Die Finca Valentina liegt in den Außenbezirken der Stadt. Sie bietet sich für Reisende an, die abseits von Salta einige Tage Erholung suchen und von dort aus die Stadt erkunden möchten.

Nationalpark Los Cardones & Cachi

Der Weg führt aus Salta heraus wieder in höhergelegene Regionen Richtung Cachi über den Nationalpark Los Cardones. Über die Serpentinen der Cuesta del Obispo geht es bis hoch auf den Pass Piedra del Molino 3.348 m. An einigen Stellen kreisen Kondore über mir. Auf der weiteren Fahrt treffen wir auch immer wieder auf kleine Schwärme von grünen Papageien.

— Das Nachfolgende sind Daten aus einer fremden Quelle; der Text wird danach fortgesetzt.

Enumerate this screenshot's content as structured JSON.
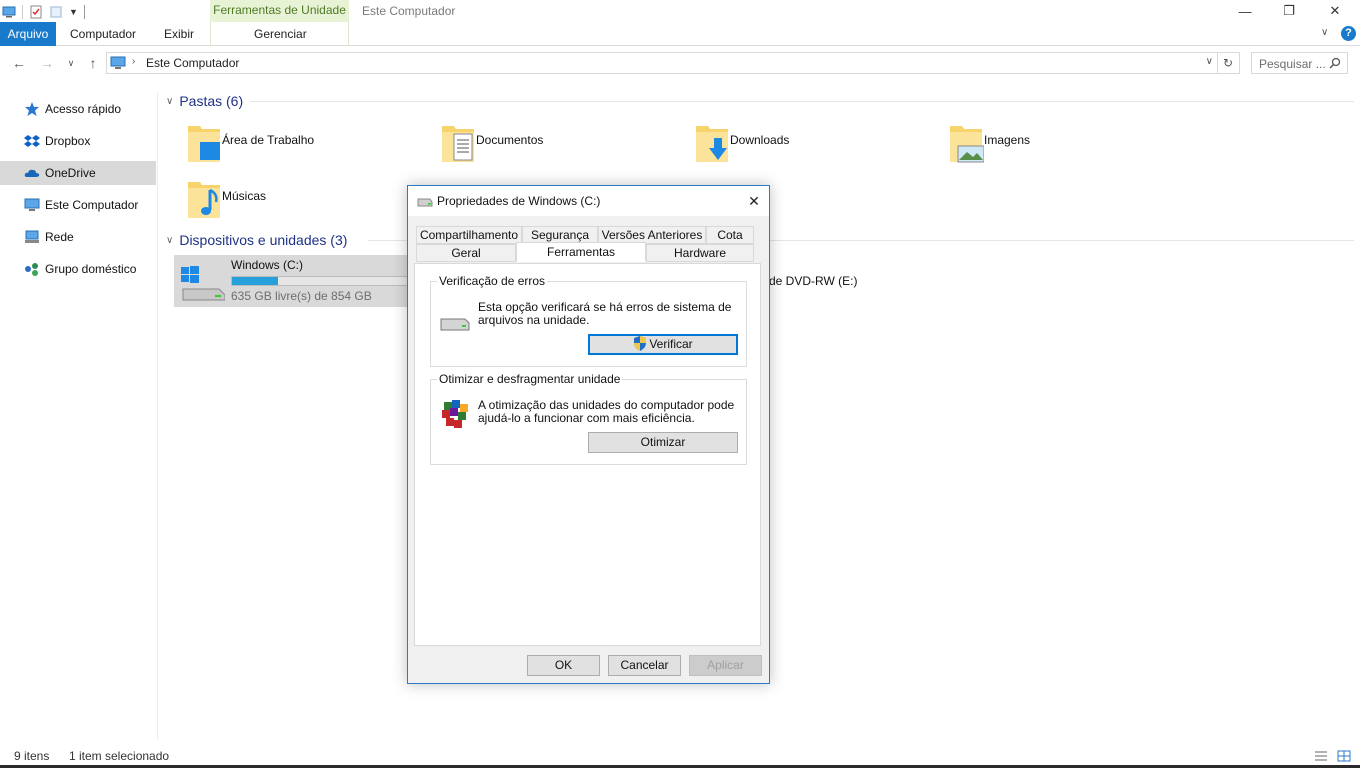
{
  "window": {
    "title": "Este Computador",
    "context_tab": "Ferramentas de Unidade",
    "controls": {
      "minimize": "—",
      "restore": "❐",
      "close": "✕"
    }
  },
  "ribbon": {
    "tabs": [
      "Arquivo",
      "Computador",
      "Exibir",
      "Gerenciar"
    ],
    "help": "?"
  },
  "nav": {
    "address": "Este Computador",
    "search_placeholder": "Pesquisar ..."
  },
  "sidebar": {
    "items": [
      {
        "label": "Acesso rápido",
        "icon": "star-icon",
        "color": "#2a78d0"
      },
      {
        "label": "Dropbox",
        "icon": "dropbox-icon",
        "color": "#0a60c8"
      },
      {
        "label": "OneDrive",
        "icon": "cloud-icon",
        "color": "#1a66b8",
        "selected": true
      },
      {
        "label": "Este Computador",
        "icon": "computer-icon",
        "color": "#3b8fd9"
      },
      {
        "label": "Rede",
        "icon": "network-icon",
        "color": "#3b8fd9"
      },
      {
        "label": "Grupo doméstico",
        "icon": "homegroup-icon",
        "color": "#2e8b57"
      }
    ]
  },
  "content": {
    "folders_header": "Pastas (6)",
    "folders": [
      {
        "name": "Área de Trabalho",
        "icon": "desktop-folder-icon"
      },
      {
        "name": "Documentos",
        "icon": "documents-folder-icon"
      },
      {
        "name": "Downloads",
        "icon": "downloads-folder-icon"
      },
      {
        "name": "Imagens",
        "icon": "pictures-folder-icon"
      },
      {
        "name": "Músicas",
        "icon": "music-folder-icon"
      }
    ],
    "devices_header": "Dispositivos e unidades (3)",
    "drive_c": {
      "name": "Windows (C:)",
      "free_text": "635 GB livre(s) de 854 GB",
      "used_fraction": 0.256
    },
    "dvd_label": "de DVD-RW (E:)"
  },
  "status": {
    "items_count": "9 itens",
    "selected": "1 item selecionado"
  },
  "dialog": {
    "title": "Propriedades de Windows (C:)",
    "tabs_row1": [
      "Compartilhamento",
      "Segurança",
      "Versões Anteriores",
      "Cota"
    ],
    "tabs_row2": [
      "Geral",
      "Ferramentas",
      "Hardware"
    ],
    "active_tab": "Ferramentas",
    "error_check": {
      "title": "Verificação de erros",
      "text": "Esta opção verificará se há erros de sistema de arquivos na unidade.",
      "button": "Verificar"
    },
    "optimize": {
      "title": "Otimizar e desfragmentar unidade",
      "text": "A otimização das unidades do computador pode ajudá-lo a funcionar com mais eficiência.",
      "button": "Otimizar"
    },
    "buttons": {
      "ok": "OK",
      "cancel": "Cancelar",
      "apply": "Aplicar"
    }
  }
}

Cachi ist ein kleines Dörfchen mit malerischem Dorfplatz. Einige Cafés laden zum Verweilen ein. Bisher waren die meisten Straßen asphaltiert und zumeist in einem sehr guten Zustand, was sich ab sofort ändert. Die Straße wird zu einer teils recht engen Piste, ab und zu sogar einspurig und bei Gegenverkehr heißt es rückwärts fahren. Die Tagesetappen sollten dementsprechend großzügig geplant werden.

Gemütliche Hacienda de Molinos

Das letzte Teilstück geht dann bergauf über eine Sandpiste Richtung Molinos. Die Region ist sehr karg und einsam, immer sind Berge zu sehen. Molinos selber wiederum ist ein kleiner Ort mit einer netten Übernachtungsmöglichkeit. Die Hacienda de Molinos bietet einige einfach eingerichtete Zimmer mit sehr guten Betten. Ein schöner Innenhof und Kaminfeuer laden sommers wie winters zum Verweilen ein und die Küche zaubert ein leckeres argentinisches Steak sowie ein zweckmäßiges Frühstück.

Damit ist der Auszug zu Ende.